The coronavirus can make even a short fall deadly. A Croatian construction worker fell from a 10-foot ladder while building a family home, but his cause of death was COVID-19, according to the doctor’s report in the Journal of Forensic Pathology.

The unnamed 51-year-old builder suffered forehead cuts and facial bruises and died at the scene despite falling less than 10 feet to a yard. The autopsy showed that COVID-19 killed him. He was disoriented when he fell because his lungs were blocked as a result of acute respiratory distress syndrome, a potentially fatal condition caused by COVID. He tested positive for the virus.

“During the week preceding his death, he had been complaining of headache, fatigue, fever, cough, chest discomfort and shortness of breath,” the journal report stated. “He had refused the suggestion to see a doctor and had kept working until the moment he died.

“Traumatic findings suitable to explain sudden death were absent,” according to the report. “However, lungs histopathology analysis revealed diffuse alveolar damage with massive capillary congestion.” Acute respiratory distress syndrome denies oxygen to vital organs and normally requires hospitalization.

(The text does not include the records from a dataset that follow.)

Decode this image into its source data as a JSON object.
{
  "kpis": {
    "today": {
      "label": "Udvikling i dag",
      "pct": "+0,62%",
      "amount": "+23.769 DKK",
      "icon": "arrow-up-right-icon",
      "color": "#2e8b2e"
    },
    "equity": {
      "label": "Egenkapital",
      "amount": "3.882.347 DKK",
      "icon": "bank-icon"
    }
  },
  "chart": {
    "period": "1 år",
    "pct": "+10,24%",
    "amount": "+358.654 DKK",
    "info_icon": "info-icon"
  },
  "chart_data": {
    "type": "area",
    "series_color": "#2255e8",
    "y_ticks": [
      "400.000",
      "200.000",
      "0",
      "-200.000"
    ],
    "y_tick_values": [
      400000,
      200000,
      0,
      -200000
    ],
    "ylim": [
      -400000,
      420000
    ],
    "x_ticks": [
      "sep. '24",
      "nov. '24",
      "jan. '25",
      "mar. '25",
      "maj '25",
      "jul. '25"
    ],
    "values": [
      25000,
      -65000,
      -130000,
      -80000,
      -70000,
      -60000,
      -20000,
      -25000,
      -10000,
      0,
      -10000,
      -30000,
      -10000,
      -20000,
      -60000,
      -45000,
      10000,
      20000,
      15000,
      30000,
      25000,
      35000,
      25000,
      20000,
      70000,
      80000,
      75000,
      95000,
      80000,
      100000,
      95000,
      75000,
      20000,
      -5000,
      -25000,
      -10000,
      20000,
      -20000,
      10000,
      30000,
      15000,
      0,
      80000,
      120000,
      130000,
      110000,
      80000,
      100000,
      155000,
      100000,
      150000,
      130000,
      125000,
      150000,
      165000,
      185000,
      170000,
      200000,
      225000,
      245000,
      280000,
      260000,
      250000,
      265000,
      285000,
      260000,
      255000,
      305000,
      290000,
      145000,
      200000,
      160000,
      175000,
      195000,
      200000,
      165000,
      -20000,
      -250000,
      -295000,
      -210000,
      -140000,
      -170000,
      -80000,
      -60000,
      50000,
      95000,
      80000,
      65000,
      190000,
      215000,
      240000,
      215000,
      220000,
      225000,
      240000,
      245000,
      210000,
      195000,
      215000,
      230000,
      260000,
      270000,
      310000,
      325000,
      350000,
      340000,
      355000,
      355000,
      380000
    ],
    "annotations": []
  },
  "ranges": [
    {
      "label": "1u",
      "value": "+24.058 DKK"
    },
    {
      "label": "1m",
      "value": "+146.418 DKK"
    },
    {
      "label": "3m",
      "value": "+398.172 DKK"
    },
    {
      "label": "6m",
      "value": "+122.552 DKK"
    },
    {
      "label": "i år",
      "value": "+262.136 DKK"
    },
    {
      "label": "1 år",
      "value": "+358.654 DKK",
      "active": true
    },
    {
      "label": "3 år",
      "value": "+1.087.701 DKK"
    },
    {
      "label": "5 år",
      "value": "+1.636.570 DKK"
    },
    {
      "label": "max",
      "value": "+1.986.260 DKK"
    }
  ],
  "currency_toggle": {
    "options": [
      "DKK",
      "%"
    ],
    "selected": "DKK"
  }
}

“If I had ARDS, the top of a ladder is not where I would want to be,” University of East Anglia professor Paul Hunter told the Daily Mail. “Looking at the post-mortem report, the severity of the lung and other changes due to COVID-19 would be enough to lead to death and they do say that the fall injuries were probably not life-threatening in themselves.”

The construction worker is the most unlikely of deaths among the 1,113 fatalities attributed to COVID in Croatia. There have been reports from the medical community of many deaths being attributed to COVID, in instances where it appears COVID was not directly the cause.